Pakar konstitusi Shireen Tabassum yang diwawancara DW tahun lalu punya pandangan berbeda.

"[UCC] akan bermanfaat bagi perempuan Muslim jika ada keseragaman, pasti ada keadilan gender dengan Uniform Civil Code,” ujarnya.

Meski begitu, ia mengatakan bahwa UCC adalah bagian dari manifesto pemilu BJP, dan mengingatkan bahwa perlu ada pendekatan kolaboratif yang melibatkan semua komunitas.

"Hal itu tidak boleh menjadi tindakan baru dalam melawan kelompok minoritas,” tambahnya.

Menurut para kritikus, pemberlakuan UCC adalah bagian dari agenda BJP yang berkuasa, terutama setelah dua kejadian kontroversial di India, yaitu pencabutan status konstitusional khusus Kashmir pada tahun 2019, dan peresmian kuil besar Ram di Ayodhya bulan lalu.

"Semua ini adalah bagian dari serangkaian tindakan komunal yang diperkenalkan oleh partai yang berkuasa,” kata Kavita Krishnan, seorang aktivis hak-hak perempuan, kepada DW.

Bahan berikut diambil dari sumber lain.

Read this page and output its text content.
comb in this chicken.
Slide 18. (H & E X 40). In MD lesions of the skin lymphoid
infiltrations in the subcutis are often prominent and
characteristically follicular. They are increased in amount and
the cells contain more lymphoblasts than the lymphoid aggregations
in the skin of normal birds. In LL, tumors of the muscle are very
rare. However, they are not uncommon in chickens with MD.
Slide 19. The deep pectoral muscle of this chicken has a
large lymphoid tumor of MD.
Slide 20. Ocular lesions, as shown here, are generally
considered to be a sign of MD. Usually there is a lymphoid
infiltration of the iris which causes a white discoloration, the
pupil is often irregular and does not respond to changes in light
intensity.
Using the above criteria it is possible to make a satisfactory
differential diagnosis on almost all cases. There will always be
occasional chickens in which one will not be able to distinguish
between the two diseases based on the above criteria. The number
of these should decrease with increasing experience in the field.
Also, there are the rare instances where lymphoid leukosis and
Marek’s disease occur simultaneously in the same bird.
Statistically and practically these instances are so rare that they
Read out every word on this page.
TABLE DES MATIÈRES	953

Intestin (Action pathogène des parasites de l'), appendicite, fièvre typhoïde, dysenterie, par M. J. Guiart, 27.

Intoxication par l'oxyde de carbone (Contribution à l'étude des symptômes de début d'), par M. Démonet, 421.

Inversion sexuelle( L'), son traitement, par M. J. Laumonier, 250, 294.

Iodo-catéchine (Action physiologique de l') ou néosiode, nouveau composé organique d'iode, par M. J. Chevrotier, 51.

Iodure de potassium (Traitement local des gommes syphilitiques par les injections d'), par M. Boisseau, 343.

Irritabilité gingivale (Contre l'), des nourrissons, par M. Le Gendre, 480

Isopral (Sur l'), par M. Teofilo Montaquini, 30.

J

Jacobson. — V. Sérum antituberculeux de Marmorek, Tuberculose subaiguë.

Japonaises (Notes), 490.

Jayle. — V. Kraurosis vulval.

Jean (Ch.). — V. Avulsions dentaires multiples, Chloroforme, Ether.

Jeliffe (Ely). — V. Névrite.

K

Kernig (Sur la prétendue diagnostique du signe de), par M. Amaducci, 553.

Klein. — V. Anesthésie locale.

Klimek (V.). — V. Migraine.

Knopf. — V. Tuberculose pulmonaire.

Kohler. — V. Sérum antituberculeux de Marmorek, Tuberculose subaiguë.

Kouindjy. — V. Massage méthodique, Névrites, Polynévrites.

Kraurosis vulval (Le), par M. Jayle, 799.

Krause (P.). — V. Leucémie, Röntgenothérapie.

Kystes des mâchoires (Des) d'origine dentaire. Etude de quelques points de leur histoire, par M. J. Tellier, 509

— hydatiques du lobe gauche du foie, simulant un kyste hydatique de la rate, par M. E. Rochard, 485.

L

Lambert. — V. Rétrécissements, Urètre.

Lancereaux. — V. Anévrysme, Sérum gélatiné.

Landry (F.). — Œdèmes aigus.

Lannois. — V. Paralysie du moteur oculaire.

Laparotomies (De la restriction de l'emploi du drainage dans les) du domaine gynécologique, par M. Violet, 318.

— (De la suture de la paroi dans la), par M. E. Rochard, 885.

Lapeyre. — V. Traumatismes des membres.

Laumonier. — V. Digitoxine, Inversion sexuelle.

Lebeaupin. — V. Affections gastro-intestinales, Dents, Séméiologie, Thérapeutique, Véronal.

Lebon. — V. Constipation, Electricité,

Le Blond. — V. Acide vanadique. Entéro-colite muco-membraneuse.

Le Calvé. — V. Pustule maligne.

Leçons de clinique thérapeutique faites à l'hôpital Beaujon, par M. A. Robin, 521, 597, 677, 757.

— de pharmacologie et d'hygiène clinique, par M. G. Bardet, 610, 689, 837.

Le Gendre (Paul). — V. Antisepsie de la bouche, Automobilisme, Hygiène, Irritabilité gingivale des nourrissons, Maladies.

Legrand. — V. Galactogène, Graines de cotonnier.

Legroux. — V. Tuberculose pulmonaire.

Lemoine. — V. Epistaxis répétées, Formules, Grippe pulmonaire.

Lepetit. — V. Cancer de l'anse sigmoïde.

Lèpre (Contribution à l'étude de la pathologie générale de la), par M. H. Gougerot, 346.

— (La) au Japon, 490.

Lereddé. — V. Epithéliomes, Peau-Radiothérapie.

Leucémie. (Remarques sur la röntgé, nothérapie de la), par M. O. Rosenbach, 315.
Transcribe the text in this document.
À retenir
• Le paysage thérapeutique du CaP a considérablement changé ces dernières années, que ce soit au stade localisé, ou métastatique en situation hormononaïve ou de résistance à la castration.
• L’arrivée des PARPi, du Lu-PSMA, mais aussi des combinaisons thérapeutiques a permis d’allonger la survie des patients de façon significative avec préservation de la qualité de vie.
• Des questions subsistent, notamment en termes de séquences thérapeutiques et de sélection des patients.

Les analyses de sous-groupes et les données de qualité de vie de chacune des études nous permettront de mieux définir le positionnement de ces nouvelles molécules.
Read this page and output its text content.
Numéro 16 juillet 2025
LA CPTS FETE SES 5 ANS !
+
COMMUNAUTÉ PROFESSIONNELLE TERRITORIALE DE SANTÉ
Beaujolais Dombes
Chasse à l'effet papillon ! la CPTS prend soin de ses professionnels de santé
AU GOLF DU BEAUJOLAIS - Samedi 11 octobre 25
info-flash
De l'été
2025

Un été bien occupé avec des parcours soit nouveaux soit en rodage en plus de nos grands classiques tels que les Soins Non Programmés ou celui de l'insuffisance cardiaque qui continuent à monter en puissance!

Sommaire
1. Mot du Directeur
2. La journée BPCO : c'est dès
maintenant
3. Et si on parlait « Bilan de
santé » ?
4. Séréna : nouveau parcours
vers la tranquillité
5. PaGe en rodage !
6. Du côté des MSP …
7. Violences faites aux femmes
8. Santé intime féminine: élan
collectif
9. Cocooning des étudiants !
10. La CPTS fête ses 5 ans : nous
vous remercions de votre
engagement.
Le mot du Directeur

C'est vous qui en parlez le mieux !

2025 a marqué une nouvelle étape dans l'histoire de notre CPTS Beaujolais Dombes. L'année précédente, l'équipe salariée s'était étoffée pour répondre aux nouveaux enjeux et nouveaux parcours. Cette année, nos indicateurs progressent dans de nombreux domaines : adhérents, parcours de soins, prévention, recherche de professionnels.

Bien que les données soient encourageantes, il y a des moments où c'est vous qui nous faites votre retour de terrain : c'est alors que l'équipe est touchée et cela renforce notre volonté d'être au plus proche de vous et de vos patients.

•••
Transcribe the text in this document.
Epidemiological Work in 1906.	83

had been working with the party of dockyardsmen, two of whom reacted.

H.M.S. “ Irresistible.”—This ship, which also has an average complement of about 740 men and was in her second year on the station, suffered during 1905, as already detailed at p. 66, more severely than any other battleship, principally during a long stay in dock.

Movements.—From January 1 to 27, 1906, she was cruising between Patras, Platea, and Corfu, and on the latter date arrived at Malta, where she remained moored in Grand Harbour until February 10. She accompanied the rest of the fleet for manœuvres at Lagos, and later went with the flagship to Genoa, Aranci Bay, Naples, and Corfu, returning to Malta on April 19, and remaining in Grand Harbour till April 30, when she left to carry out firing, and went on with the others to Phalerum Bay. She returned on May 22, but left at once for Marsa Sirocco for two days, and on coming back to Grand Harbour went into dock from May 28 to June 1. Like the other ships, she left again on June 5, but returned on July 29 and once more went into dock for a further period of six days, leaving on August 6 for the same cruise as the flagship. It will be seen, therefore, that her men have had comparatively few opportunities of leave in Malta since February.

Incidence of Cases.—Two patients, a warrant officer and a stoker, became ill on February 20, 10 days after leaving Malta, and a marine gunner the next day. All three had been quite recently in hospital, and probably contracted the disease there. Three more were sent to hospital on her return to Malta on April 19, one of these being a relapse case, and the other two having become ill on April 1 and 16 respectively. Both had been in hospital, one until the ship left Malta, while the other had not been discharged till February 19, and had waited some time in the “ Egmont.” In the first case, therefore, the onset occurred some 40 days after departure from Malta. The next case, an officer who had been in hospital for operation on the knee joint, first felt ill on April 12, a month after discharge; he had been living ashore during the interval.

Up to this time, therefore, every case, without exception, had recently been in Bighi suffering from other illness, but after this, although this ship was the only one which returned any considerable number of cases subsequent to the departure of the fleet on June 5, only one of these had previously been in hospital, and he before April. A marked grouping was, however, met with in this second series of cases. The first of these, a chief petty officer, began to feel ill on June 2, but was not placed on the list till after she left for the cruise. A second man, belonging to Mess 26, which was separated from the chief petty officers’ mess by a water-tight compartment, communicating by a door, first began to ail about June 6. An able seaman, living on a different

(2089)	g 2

"Mengatur gender dan hubungan seksual serta menerapkan moralitas patriarki, kasta, dan komunal merupakan inti dari tujuan sosial dan politik BJP. Saya sama sekali tidak ada keraguan kalau hukum semacam itu akan menjadi yang utama di negara yang sepenuhnya beragama Hindu, jika BJP diberi kesempatan untuk membangunnya,” tambahnya.

Kohabitasi alias ‘kumpul kebo' harus didaftarkan

Berdasarkan aturan yang dimuat dalam UCC yang disahkan di Uttarakhand itu, warga yang melakukan ‘hubungan tinggal serumah' harus mendaftarkan diri atau akan dikenakan hukuman penjara hingga tiga bulan dan denda sebesar 10.000 rupee (setara dengan Rp1,8 juta).

Mereka yang melakukan ‘hubungan tinggal serumah' itu diwajibkan oleh UCC untuk memberikan notifikasi kepada pihak berwenang dalam waktu satu bulan setelah menjalin hubungan dan setelah mengakhirinya.

"Ada pengikisan hak-hak individu di UCC. Perempuan menentang ketentuan pencatatan hubungan serumah ini, karena hukum yang seharusnya melindungi perempuan, justru ternyata menyerang hubungan pribadi dan memungkinkan pengawasan antar-pasangan beragama,” kata Stephen, pakar gender dan pembangunan.

"Bukannya melindungi perempuan, hal ini malah membahayakan mereka dengan membuat mereka tentan terhadap penyelidikan yang mengganggu terkait hubungan pribadi mereka oleh pejabat atau kelompok komunal mana pun,” tambahnya.

Dalam kesempatan terpisah, Flavia Agnes, seorang pengacara hak-hak perempuan, mengatakan kepada DW bahwa aturan kohabitasi itu "mengubah seluruh hubungan dari hubungan informal menjadi hubungan yang diatur oleh hukum pidana yang kejam dan kaku.”

"Tujuannya tampaknya untuk menghalangi pasangan muda ada di hubungan semacam itu dan mengendalikan seksualitas mereka, serta menimbulkan pertanyaan tentang privasi dan kebebasan individu,” tambahnya.

Ia juga memperingatkan bahwa aturan pendaftaran kohabitasi semacam itu dapat disalahgunakan oleh pihak berwenang.